The White House, in a statement, called the agreement an "important step in their bipartisan effort."
The Senate agreement comes in contrast to a partisan stalemate in the House, where a vote on a GOP-crafted bill to update the Bush-era law was abruptly cancelled in February amid opposition from conservatives concerned that it would continue too strong a federal role in education. House Democrats all along widely opposed the bill, authored by Rep. John Kline, R-Minn., and said it abdicated the federal role in protecting minority, poor and disabled children. The White House threatened to veto it.
The senators announced an April 14 hearing to debate their proposal, which Alexander and Murray have worked on behind closed doors for months.

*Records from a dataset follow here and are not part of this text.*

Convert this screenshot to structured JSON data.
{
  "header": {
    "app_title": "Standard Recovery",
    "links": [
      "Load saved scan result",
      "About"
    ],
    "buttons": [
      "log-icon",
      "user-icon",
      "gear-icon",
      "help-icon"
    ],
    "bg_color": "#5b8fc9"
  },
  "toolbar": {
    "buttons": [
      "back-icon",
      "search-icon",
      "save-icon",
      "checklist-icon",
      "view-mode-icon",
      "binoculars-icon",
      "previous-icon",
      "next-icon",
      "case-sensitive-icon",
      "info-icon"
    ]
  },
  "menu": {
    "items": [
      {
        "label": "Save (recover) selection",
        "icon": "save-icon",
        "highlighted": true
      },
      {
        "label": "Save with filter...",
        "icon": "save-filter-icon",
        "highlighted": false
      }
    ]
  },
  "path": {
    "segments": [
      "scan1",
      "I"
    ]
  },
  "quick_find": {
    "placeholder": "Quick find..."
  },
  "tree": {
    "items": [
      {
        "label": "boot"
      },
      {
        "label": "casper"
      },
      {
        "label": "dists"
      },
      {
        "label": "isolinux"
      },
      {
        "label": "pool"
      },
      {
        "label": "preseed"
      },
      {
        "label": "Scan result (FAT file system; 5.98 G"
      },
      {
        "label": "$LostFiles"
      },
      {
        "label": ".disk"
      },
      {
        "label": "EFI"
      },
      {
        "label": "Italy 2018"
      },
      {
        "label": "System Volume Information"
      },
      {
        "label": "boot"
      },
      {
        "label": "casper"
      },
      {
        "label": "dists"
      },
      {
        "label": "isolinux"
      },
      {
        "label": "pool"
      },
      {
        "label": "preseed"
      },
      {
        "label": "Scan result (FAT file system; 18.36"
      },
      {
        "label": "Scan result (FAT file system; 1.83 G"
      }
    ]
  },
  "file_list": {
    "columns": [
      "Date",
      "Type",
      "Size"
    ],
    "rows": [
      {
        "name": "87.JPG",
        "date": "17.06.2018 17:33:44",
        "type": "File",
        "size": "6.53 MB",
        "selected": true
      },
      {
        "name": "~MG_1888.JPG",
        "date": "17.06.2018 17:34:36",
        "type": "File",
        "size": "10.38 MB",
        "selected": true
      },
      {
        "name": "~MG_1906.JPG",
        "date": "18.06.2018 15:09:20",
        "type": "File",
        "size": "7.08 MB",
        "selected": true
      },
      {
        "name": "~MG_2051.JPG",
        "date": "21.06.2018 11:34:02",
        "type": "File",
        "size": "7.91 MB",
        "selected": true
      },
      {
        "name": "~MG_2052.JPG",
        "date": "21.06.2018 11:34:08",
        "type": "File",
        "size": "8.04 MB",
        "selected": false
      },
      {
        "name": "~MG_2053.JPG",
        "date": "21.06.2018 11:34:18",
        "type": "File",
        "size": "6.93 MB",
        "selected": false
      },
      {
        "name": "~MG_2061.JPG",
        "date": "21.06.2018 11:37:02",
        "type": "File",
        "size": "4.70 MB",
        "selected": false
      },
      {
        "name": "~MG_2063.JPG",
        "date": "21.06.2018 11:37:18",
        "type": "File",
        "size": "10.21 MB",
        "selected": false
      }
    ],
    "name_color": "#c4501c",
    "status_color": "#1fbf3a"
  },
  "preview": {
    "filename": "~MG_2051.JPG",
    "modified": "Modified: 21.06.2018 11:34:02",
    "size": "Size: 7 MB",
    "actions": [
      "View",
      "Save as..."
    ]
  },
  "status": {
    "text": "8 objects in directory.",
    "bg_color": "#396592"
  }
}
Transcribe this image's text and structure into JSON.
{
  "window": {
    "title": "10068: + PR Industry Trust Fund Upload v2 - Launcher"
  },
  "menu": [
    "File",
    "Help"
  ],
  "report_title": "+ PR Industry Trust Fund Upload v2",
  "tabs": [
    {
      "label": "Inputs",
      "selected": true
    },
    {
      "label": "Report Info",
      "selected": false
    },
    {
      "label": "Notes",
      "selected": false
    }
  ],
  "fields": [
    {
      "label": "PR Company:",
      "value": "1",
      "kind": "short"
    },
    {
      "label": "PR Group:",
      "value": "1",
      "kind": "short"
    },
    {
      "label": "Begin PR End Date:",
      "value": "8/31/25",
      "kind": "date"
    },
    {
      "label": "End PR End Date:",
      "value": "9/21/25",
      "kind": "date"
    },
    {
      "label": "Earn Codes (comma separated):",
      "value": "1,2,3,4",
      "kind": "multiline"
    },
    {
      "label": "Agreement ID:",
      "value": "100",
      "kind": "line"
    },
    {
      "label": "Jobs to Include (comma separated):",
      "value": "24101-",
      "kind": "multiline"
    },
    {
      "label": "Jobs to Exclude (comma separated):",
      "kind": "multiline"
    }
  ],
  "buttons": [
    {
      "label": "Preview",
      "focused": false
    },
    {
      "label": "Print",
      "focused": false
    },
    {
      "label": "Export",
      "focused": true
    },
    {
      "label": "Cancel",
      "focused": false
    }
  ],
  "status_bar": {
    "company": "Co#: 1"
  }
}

Among the issues they've grappled with is whether to maintain requirements that all students be tested annually in reading and math in grades three to eight and again in high school. Their plan keeps those requirements, but allows states to determine the weight of those tests in how they judge schools.
Initially, Alexander said he was open to debate over federal testing requirements. Murray has supported the requirements as a way to track student progress.
The House bill also keeps the testing requirements.
But, one significant difference is that the senators' proposal does not allow public money to follow low-income children to different public schools, such as charter schools. Some Republicans support allowing public dollars to follow students to both public and private schools.
Despite this consensus, there are still many roadblocks ahead to get the law changed. The House has yet to reschedule a vote, and there's widespread disagreement in Congress over how much of a federal role there should be in identifying and improving failing schools and determining how federal dollars are spent for education.
The No Child Left Behind law, signed in 2002, has been credited with shining a light on the performance of poor, minority, disabled and non-English speaking students, but led to complaints from both Republicans and Democrats that the requirements were unworkable.
The Obama administration in 2012 began allowing waivers around some of the law's more stringent requirements if schools met certain conditions.